Лизавета сразу потянулась к камням и вдруг отдернула руку: обожжет!
Егор заливался смехом: так он и знал! Нарочно ее позвал. Лиза — большая, замужняя, а понятия в ней нету.
— Да они холодные! Возьми в руку, на. Вот этот, самый большой, — горит-то как! Краса!
— Тот, ровно бы, еще лучше, — сказала Маремьяна и показала издали пальцем, — повишневее цветом. А дорогие эти камни, Егорушка?
— Еще бы! — уверенно ответил Егор. — Такая-то красота! Самоцветное каменье, словом.
— И как они теперь — твои считаются? Или отдать в казну надо?
Егор вздохнул. Неделю назад нашел он эти камни в разрушенном выходе жилы на берегу Адуя. Искал-то медную руду — не повстречалась, а наткнулся на самоцветики. И до чего хороши — глаз не отвел бы! Каждый день, пока домой шел, вел с ними Егор полюбившуюся игру: прикрывал камни мхом ли, тряпкой какой, потом открывал их тихонько и как бы нечаянно замечал вдруг один за другим пять иссиня-красных огоньков…

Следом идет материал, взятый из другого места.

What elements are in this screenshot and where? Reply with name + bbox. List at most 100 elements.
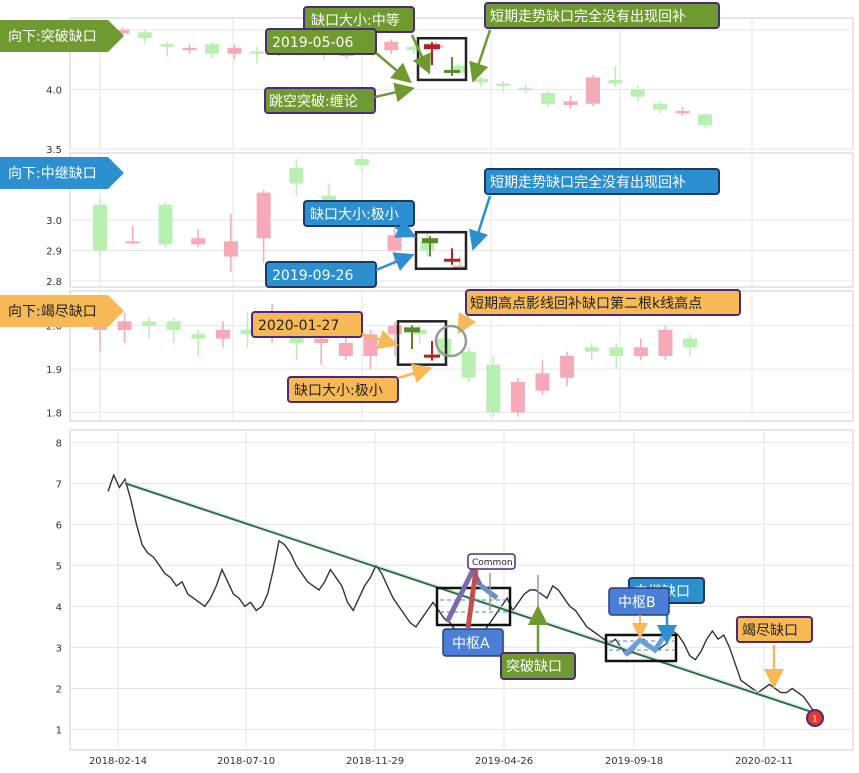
candle-body [256,192,271,239]
candle-body [314,338,329,343]
panel2-note-label: 短期走势缺口完全没有出现回补 [490,174,686,191]
candle-body [142,321,157,326]
candle-body [563,101,578,105]
candle-body [486,364,501,413]
panel1-size-label: 缺口大小:中等 [311,12,400,29]
panel2-date-callout: 2019-09-26 [265,252,415,288]
candle-body [387,235,402,251]
candle-body [289,334,304,343]
y-tick-label: 2 [56,684,62,695]
y-tick-label: 7 [56,479,62,490]
candle-body [160,44,175,47]
breakaway-label: 突破缺口 [506,659,562,675]
candle-body [653,103,668,110]
candle-body [633,347,648,356]
exhaustion-label-box: 竭尽缺口 [736,616,813,689]
candle-body [354,159,369,166]
zhongshu-b-label: 中枢B [618,595,656,611]
y-tick-label: 2.9 [46,246,62,257]
candle-body [420,241,435,251]
panel1-type-callout: 跳空突破:缠论 [264,82,415,114]
bi-stroke-red [465,569,479,629]
gap-candle-b [444,258,460,262]
y-tick-label: 1.8 [46,408,62,419]
candle-body [289,168,304,184]
y-tick-label: 5 [56,561,62,572]
candle-body [683,338,697,348]
candle-body [215,330,230,339]
panel3-size-label: 缺口大小:极小 [294,383,383,399]
candle-body [609,347,624,356]
candle-body [496,83,511,86]
x-tick-label: 2019-04-26 [475,756,533,767]
gap-candle-b [424,354,440,358]
panel3-high-circle [434,324,468,358]
gap-candle-a [404,327,420,333]
candle-body [585,77,600,104]
candle-body [630,89,645,97]
panel1-date-callout: 2019-05-06 [265,28,412,84]
candle-body [227,47,242,54]
panel2-note-callout: 短期走势缺口完全没有出现回补 [469,168,720,251]
candle-body [125,241,140,244]
y-tick-label: 8 [56,438,62,449]
candle-body [117,321,132,330]
panel1-tag: 向下:突破缺口 [0,20,124,52]
panel3-note-callout: 短期高点影线回补缺口第二根k线高点 [434,289,741,358]
candle-body [510,382,525,413]
candle-body [518,88,533,91]
gap-box [414,230,468,270]
exhaustion-label: 竭尽缺口 [742,623,798,639]
y-tick-label: 2.8 [46,277,62,288]
candle-body [461,351,476,378]
x-tick-label: 2020-02-11 [735,756,793,767]
panel3-date-label: 2020-01-27 [258,318,339,334]
panel1-type-label: 跳空突破:缠论 [269,93,358,110]
x-tick-label: 2019-09-18 [605,756,663,767]
gap-candle-a [422,238,438,244]
candle-body [158,204,173,245]
candle-body [137,32,152,39]
x-tick-label: 2018-02-14 [89,756,147,767]
candle-body [473,78,488,83]
candle-body [93,325,107,330]
panel3-candles: 2.0 1.9 1.8 [46,291,853,421]
y-tick-label: 1 [56,725,62,736]
candle-body [363,334,378,356]
candle-body [166,321,181,330]
panel2-candles: 3.0 2.9 2.8 [46,153,853,288]
gap-candle-b [444,69,460,73]
zhongshu-a-label: 中枢A [452,636,490,652]
end-marker-label: 1 [812,715,818,725]
common-badge: Common [467,553,516,570]
panel2-tag-text: 向下:中继缺口 [8,166,97,182]
candle-body [93,204,107,251]
y-tick-label: 1.9 [46,365,62,376]
y-tick-label: 6 [56,520,62,531]
candle-body [249,51,264,54]
panel1-tag-text: 向下:突破缺口 [8,29,97,45]
candle-body [451,65,466,73]
panel2-size-label: 缺口大小:极小 [310,207,399,223]
y-tick-label: 3.5 [46,145,62,156]
x-tick-label: 2018-11-29 [346,756,404,767]
zhongshu-b-label-box: 中枢B [608,587,670,639]
y-tick-label: 4 [56,602,62,613]
panel1-size-callout: 缺口大小:中等 [303,6,431,75]
candle-body [658,330,673,356]
panel3-date-callout: 2020-01-27 [251,311,399,350]
candle-body [191,334,206,339]
candle-body [406,46,421,51]
candle-body [115,29,130,34]
y-tick-label: 3.0 [46,216,62,227]
x-tick-label: 2018-07-10 [217,756,275,767]
panel3-note-label: 短期高点影线回补缺口第二根k线高点 [470,295,702,312]
y-tick-label: 2.0 [46,322,62,333]
candle-body [240,330,255,335]
panel1-note-callout: 短期走势缺口完全没有出现回补 [469,2,720,83]
bi-stroke-up [444,564,483,624]
candle-body [388,325,402,335]
panel2-size-callout: 缺口大小:极小 [303,200,417,238]
candle-body [205,44,220,54]
candle-body [608,79,623,84]
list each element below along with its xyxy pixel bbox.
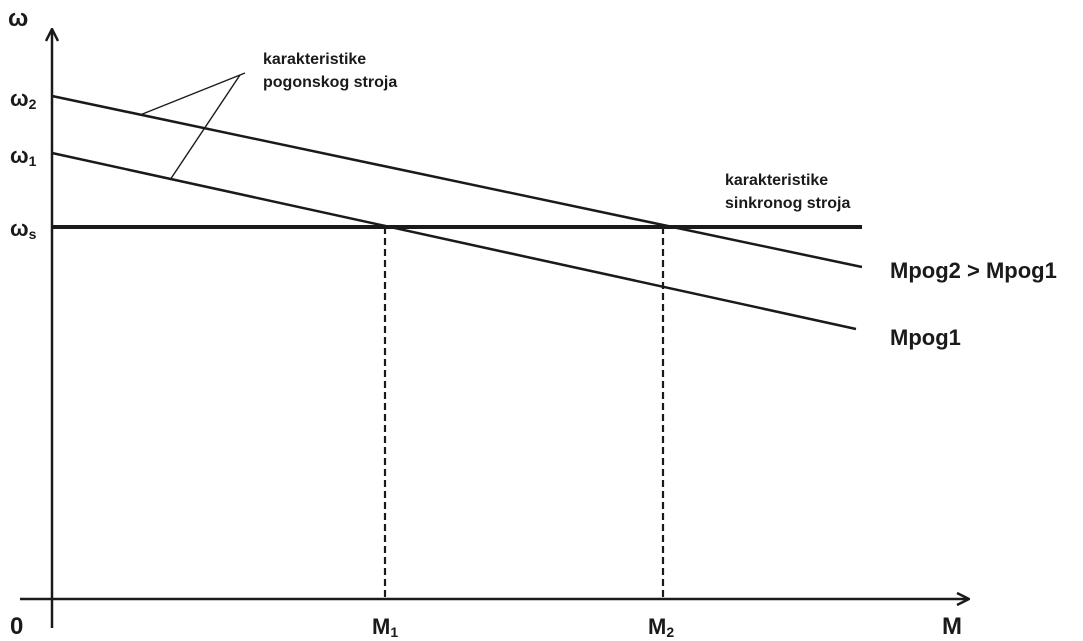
y-axis-label: ω — [8, 5, 28, 32]
sync-annotation-line-2: sinkronog stroja — [725, 195, 850, 212]
leader-to-mpog2 — [139, 72, 246, 116]
y-tick-omega-1: ω1 — [10, 143, 37, 169]
drive-line-mpog1 — [51, 151, 857, 331]
x-tick-m1: M1 — [372, 614, 398, 640]
drive-annotation-line-1: karakteristike — [263, 51, 366, 68]
x-tick-m2: M2 — [648, 614, 674, 640]
origin-label: 0 — [10, 613, 23, 640]
drive-machine-annotation: karakteristike pogonskog stroja — [263, 51, 397, 91]
x-axis-label: M — [942, 613, 962, 640]
leader-to-mpog1 — [169, 74, 241, 181]
sync-annotation-line-1: karakteristike — [725, 172, 828, 189]
y-tick-omega-2: ω2 — [10, 86, 37, 112]
drive-annotation-line-2: pogonskog stroja — [263, 74, 397, 91]
y-tick-omega-s: ωs — [10, 216, 37, 242]
lower-curve-label: Mpog1 — [890, 325, 961, 350]
drive-line-mpog2 — [51, 94, 863, 269]
sync-machine-annotation: karakteristike sinkronog stroja — [725, 172, 850, 212]
upper-curve-label: Mpog2 > Mpog1 — [890, 258, 1057, 283]
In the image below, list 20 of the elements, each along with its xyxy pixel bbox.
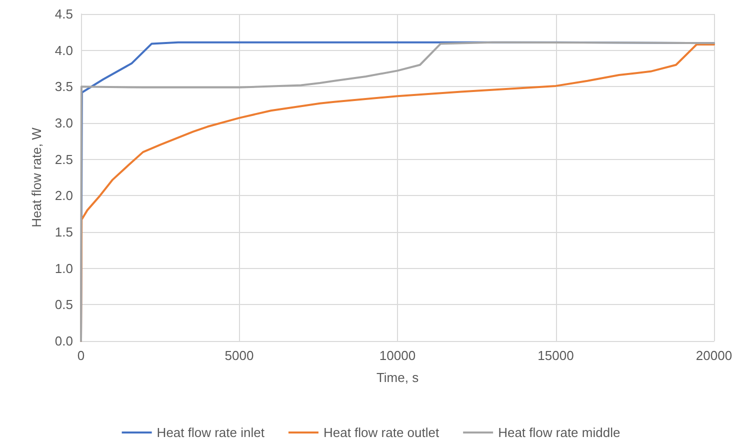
legend-label: Heat flow rate middle	[498, 425, 620, 440]
y-tick-label: 0.5	[54, 297, 73, 312]
y-tick-label: 1.0	[54, 260, 73, 276]
y-tick-label: 3.0	[54, 116, 73, 130]
x-tick-label: 10000	[379, 348, 416, 363]
x-tick-label: 0	[77, 348, 85, 363]
x-tick-label: 15000	[538, 348, 574, 363]
y-tick-label: 0.0	[54, 334, 73, 348]
x-tick-label: 5000	[224, 348, 254, 363]
y-tick-label: 4.5	[54, 6, 73, 22]
y-tick-label: 2.5	[54, 152, 73, 167]
legend-label: Heat flow rate outlet	[323, 425, 440, 440]
y-tick-label: 4.0	[54, 42, 73, 58]
x-tick-label: 20000	[696, 348, 732, 363]
y-tick-label: 1.5	[54, 224, 73, 240]
x-axis-title: Time, s	[376, 370, 420, 385]
y-axis-title: Heat flow rate, W	[29, 126, 44, 228]
y-tick-label: 2.0	[54, 188, 73, 204]
legend-label: Heat flow rate inlet	[156, 425, 265, 440]
y-tick-label: 3.5	[54, 79, 73, 94]
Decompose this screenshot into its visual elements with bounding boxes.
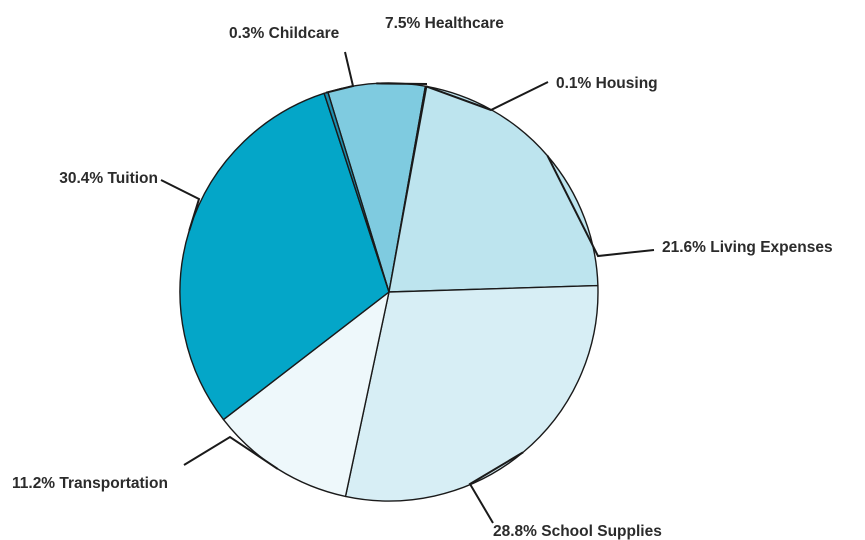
leader-line-transportation (183, 435, 279, 470)
slice-label-tuition: 30.4% Tuition (59, 170, 158, 187)
pie-slices (179, 82, 599, 502)
leader-line-tuition (160, 179, 201, 231)
leader-line-living-expenses (546, 155, 655, 258)
leader-line-childcare (325, 51, 355, 94)
pie-slice-school-supplies (344, 284, 599, 502)
pie-labels: 7.5% Healthcare 0.1% Housing 21.6% Living … (12, 15, 833, 540)
slice-label-school-supplies: 28.8% School Supplies (493, 523, 662, 540)
pie-leader-lines (160, 51, 655, 524)
leader-line-healthcare (376, 82, 428, 85)
pie-slice-living-expenses (388, 85, 599, 293)
slice-label-healthcare: 7.5% Healthcare (385, 15, 504, 32)
leader-line-housing (425, 81, 549, 112)
slice-label-childcare: 0.3% Childcare (229, 25, 340, 42)
slice-label-housing: 0.1% Housing (556, 75, 658, 92)
leader-line-school-supplies (468, 451, 524, 524)
slice-label-living-expenses: 21.6% Living Expenses (662, 239, 833, 256)
slice-label-transportation: 11.2% Transportation (12, 475, 168, 492)
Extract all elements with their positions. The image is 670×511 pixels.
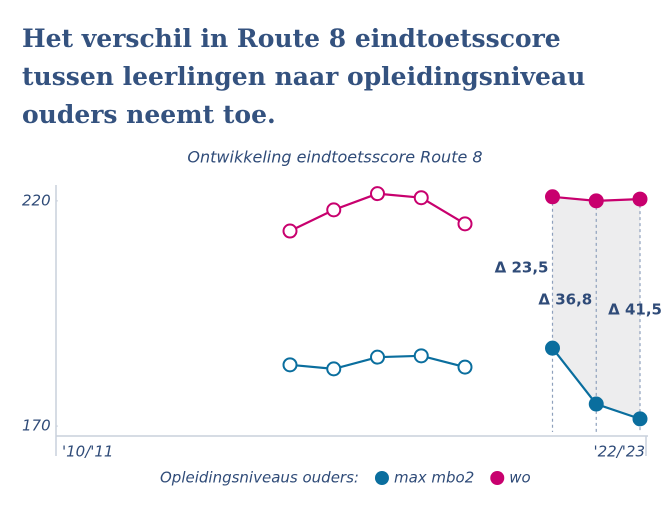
data-point [326,202,342,218]
data-point [588,396,604,412]
data-point [457,359,473,375]
legend-marker [490,471,505,485]
data-point [326,361,342,377]
chart-title: Het verschil in Route 8 eindtoetsscore tu… [22,24,585,129]
data-point [632,191,648,207]
delta-annotation: Δ 36,8 [538,291,592,309]
data-point [632,411,648,427]
y-tick-label: 220 [22,191,51,209]
legend-marker [374,471,389,485]
data-point [545,189,560,205]
data-point [370,186,385,202]
x-tick-label: '10/'11 [62,443,113,461]
chart-subtitle: Ontwikkeling eindtoetsscore Route 8 [187,148,482,167]
data-point [545,340,560,356]
x-tick-label: '22/'23 [594,443,645,461]
data-point [413,190,429,206]
legend-label: max mbo2 [394,469,474,487]
data-point [457,216,473,232]
data-point [370,349,385,365]
y-tick-label: 170 [22,417,51,435]
data-point [413,348,429,364]
data-point [588,193,604,209]
delta-annotation: Δ 41,5 [608,301,662,319]
gap-area [552,196,640,419]
data-point [282,357,298,373]
legend-label: wo [509,469,530,487]
legend-title: Opleidingsniveaus ouders: [160,469,359,487]
data-point [282,223,298,239]
delta-annotation: Δ 23,5 [495,259,549,277]
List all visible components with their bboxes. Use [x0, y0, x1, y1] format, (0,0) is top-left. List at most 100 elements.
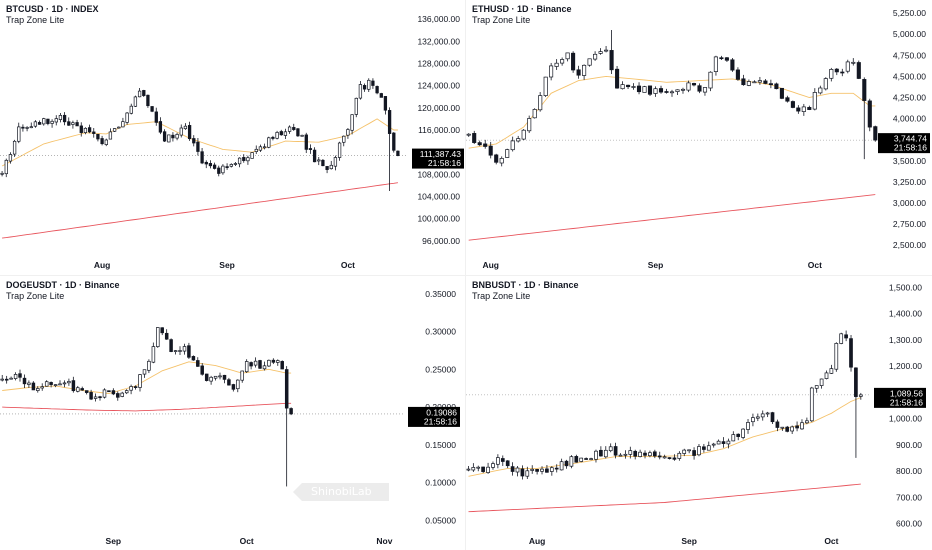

— Сдать полагается. Это ведь только образцы. Я жилу нашел, ничего жилочка, видать, — подходящая. Да в твердом камне. Пошлет туда контора рабочих — и будут такие самоцветы из жилы выбирать. Ну, опять не могу сказать, — может, сначала понадобится породу порохом отстреливать.
Маремьяна тихонько усмехнулась — не словам сына, а тому, как он говорил: важно, по-взрослому. Видно, кому-то подражал.
— Доброе начало, сынок, — похвалила она. — Половина дела, говорят, когда доброе начало.
Отошла к печи и принялась за прерванное приходом сына дело — разводить коровье пойло.
Лизавета, осмелев, взяла один камень и уселась с ним на пороге. Стала играть: осторожно водила пальцем по гладким граням, прикладывала к щеке, пробовала даже говорить с ним.
— А что! — расходился всё больше Егор. — Я с этими камнями прямо к главному командиру пойду. Не находка, что ли, для первого разу? Мне теперь жалованье положат подходящее. Лошадь дадут, припас настоящий. Можно будет далеко забираться. А то какой я был поисковщик! По задворкам только искать. А тогда проберусь в нехоженые места, найду медную руду. Эх, медная руда! Сколько человек ее искали, — а заводы все на старых рудниках, как спервоначалу были. Инструкцию нам читали: медная — первейшее дело…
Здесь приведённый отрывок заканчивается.